Manhattan Associates and Genuine Parts Company have gone live with Manhattan Active Warehouse Management at GPC’s Brisbane distribution centre, completing a major systems modernisation programme for one of APAC’s largest automotive and industrial parts distributors.
The deployment replaces a mix of legacy systems and manual processes with a unified, cloud-native platform designed to improve visibility, efficiency, and scalability across GPC’s distribution operations. The Brisbane go-live is part of a wider programme to simplify and standardise supply chain execution across a network that spans multiple workflows, locations, and operating requirements.
Preparation for the transition included more than 1,400 user acceptance testing scenarios, full-scale operational rehearsals, and more than 850 training sessions for over 300 team members. The rehearsals simulated store activity, inbound containers, and local deliveries, giving operational teams a controlled transition into the new warehouse environment.
The platform introduces system-directed workflows across inbound, inventory, and outbound operations. Capabilities include automated allocation, intelligent replenishment, and optimised picking, with the objective of improving inventory accuracy, labour productivity, and fulfilment reliability to stores.
GPC is also among the first organisations in Australia to use Honeywell Voice for Manhattan Active, adding voice-directed workflows to warehouse tasks. Voice systems continue to gain traction in complex distribution environments because they allow operators to work hands-free and eyes-free, reducing screen dependence while improving task confirmation and process discipline.
Jon Longbottom, Chief Supply Chain Officer at GPC, said: “The partnership with Manhattan Associates has been critical in delivering a transformation of this scale. From the outset, we looked for a partner who understood the complexity of our network and could help us bring multiple operations together into a single, consistent way of working.”

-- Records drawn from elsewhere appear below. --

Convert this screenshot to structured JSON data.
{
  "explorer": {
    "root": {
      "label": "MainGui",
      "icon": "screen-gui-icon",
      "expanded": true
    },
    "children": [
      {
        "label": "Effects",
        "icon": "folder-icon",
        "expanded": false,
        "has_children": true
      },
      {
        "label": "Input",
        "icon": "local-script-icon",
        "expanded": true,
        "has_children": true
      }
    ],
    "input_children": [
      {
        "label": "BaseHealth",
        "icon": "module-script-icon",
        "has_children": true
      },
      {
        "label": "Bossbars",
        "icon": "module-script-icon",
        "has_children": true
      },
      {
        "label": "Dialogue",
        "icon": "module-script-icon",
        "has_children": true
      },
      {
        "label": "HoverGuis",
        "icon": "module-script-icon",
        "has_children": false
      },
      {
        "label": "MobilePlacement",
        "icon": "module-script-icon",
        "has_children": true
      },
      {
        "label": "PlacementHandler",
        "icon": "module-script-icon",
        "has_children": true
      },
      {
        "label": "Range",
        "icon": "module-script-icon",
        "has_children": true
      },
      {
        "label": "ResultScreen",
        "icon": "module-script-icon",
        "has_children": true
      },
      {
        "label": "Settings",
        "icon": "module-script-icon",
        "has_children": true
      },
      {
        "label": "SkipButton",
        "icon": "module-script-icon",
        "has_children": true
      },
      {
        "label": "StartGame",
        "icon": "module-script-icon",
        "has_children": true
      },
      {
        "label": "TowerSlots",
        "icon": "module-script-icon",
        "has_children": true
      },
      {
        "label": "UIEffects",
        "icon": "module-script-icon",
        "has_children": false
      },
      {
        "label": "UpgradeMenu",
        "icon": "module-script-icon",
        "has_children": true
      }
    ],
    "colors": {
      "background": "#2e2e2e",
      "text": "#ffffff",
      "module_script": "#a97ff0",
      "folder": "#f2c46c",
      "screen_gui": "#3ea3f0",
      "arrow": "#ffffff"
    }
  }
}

Warehouse technology investment is increasingly focused on execution consistency rather than isolated efficiency gains. Distributors with large SKU ranges, branch networks, and mixed fulfilment routes are finding that older systems cannot easily support real-time allocation, labour planning, inventory integrity, and service-level management. The constraint is often fragmentation: separate systems create different versions of inventory truth across inbound, storage, picking, despatch, and store replenishment.

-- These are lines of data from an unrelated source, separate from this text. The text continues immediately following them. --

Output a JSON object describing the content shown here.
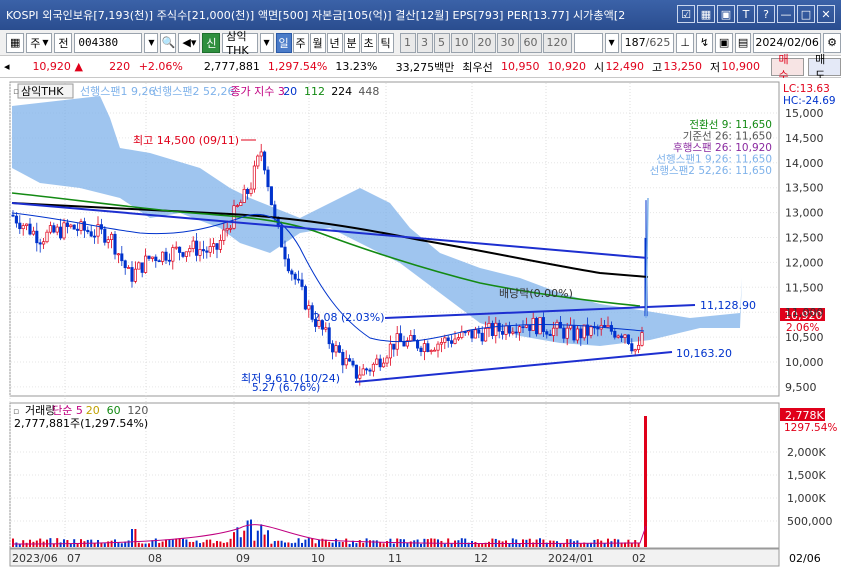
{
  "window": {
    "title": "KOSPI 외국인보유[7,193(천)] 주식수[21,000(천)] 액면[500] 자본금[105(억)] 결산[12월] EPS[793] PER[13.77] 시가총액[2"
  },
  "toolbar": {
    "market": "주",
    "prev_label": "전",
    "code": "004380",
    "tag_label": "신",
    "stock_name": "삼익THK",
    "periods": [
      "일",
      "주",
      "월",
      "년",
      "분",
      "초",
      "틱"
    ],
    "active_period": "일",
    "intervals": [
      "1",
      "3",
      "5",
      "10",
      "20",
      "30",
      "60",
      "120"
    ],
    "count": "187",
    "total": "/625",
    "date": "2024/02/06"
  },
  "quote": {
    "price": "10,920",
    "arrow": "▲",
    "change": "220",
    "change_pct": "+2.06%",
    "volume": "2,777,881",
    "volume_pct": "1,297.54%",
    "turnover": "13.23%",
    "amount": "33,275백만",
    "priority_label": "최우선",
    "ask": "10,950",
    "bid": "10,920",
    "open_label": "시",
    "open": "12,490",
    "high_label": "고",
    "high": "13,250",
    "low_label": "저",
    "low": "10,900",
    "buy_label": "매수",
    "sell_label": "매도"
  },
  "price_panel": {
    "name_tag": "삼익THK",
    "legend": [
      {
        "label": "선행스팬1 9,26",
        "color": "#7fb2ea"
      },
      {
        "label": "선행스팬2 52,26",
        "color": "#7fb2ea"
      },
      {
        "label": "종가 지수 3",
        "color": "#c00080"
      },
      {
        "label": "20",
        "color": "#0033cc"
      },
      {
        "label": "112",
        "color": "#138a13"
      },
      {
        "label": "224",
        "color": "#000000"
      },
      {
        "label": "448",
        "color": "#555555"
      }
    ],
    "lc": "LC:13.63",
    "hc": "HC:-24.69",
    "ichimoku": [
      {
        "label": "전환선 9: 11,650",
        "color": "#138a13"
      },
      {
        "label": "기준선 26: 11,650",
        "color": "#555555"
      },
      {
        "label": "후행스팬 26: 10,920",
        "color": "#8a2aa0"
      },
      {
        "label": "선행스팬1 9,26: 11,650",
        "color": "#7fb2ea"
      },
      {
        "label": "선행스팬2 52,26: 11,650",
        "color": "#7fb2ea"
      }
    ],
    "annotations": {
      "high": "최고 14,500 (09/11)",
      "low": "최저 9,610 (10/24)",
      "low_pct": "5.27 (6.76%)",
      "mid_pct": "2.08 (2.03%)",
      "dividend": "배당락(0.00%)",
      "line_upper": "11,128.90",
      "line_lower": "10,163.20"
    },
    "price_label": "10,920",
    "price_pct": "2.06%",
    "y_ticks": [
      "15,000",
      "14,500",
      "14,000",
      "13,500",
      "13,000",
      "12,500",
      "12,000",
      "11,500",
      "11,000",
      "10,500",
      "10,000",
      "9,500"
    ]
  },
  "volume_panel": {
    "legend": [
      {
        "label": "거래량",
        "color": "#000000"
      },
      {
        "label": "단순 5",
        "color": "#c00080"
      },
      {
        "label": "20",
        "color": "#c0a000"
      },
      {
        "label": "60",
        "color": "#138a13"
      },
      {
        "label": "120",
        "color": "#555555"
      }
    ],
    "value": "2,777,881주(1,297.54%)",
    "vol_label": "2,778K",
    "vol_pct": "1297.54%",
    "y_ticks": [
      "2,000K",
      "1,500K",
      "1,000K",
      "500,000"
    ]
  },
  "x_axis": {
    "labels": [
      "2023/06",
      "07",
      "08",
      "09",
      "10",
      "11",
      "12",
      "2024/01",
      "02"
    ],
    "right_label": "02/06"
  }
}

Cloud-native warehouse management systems are being adopted to remove upgrade cycles and support faster process change. Versionless architecture, integration with automation and voice, and standardised operating models are becoming more important as distribution networks absorb more product complexity without adding the same level of manual administration.
For GPC, the Brisbane go-live provides a platform for more consistent execution across parts distribution, where availability, pick accuracy, and replenishment speed are tightly linked to service performance. The operational value will now depend on how effectively the new workflows are embedded, how quickly exceptions are resolved, and whether the same model can be scaled across the wider network without rebuilding processes site by site.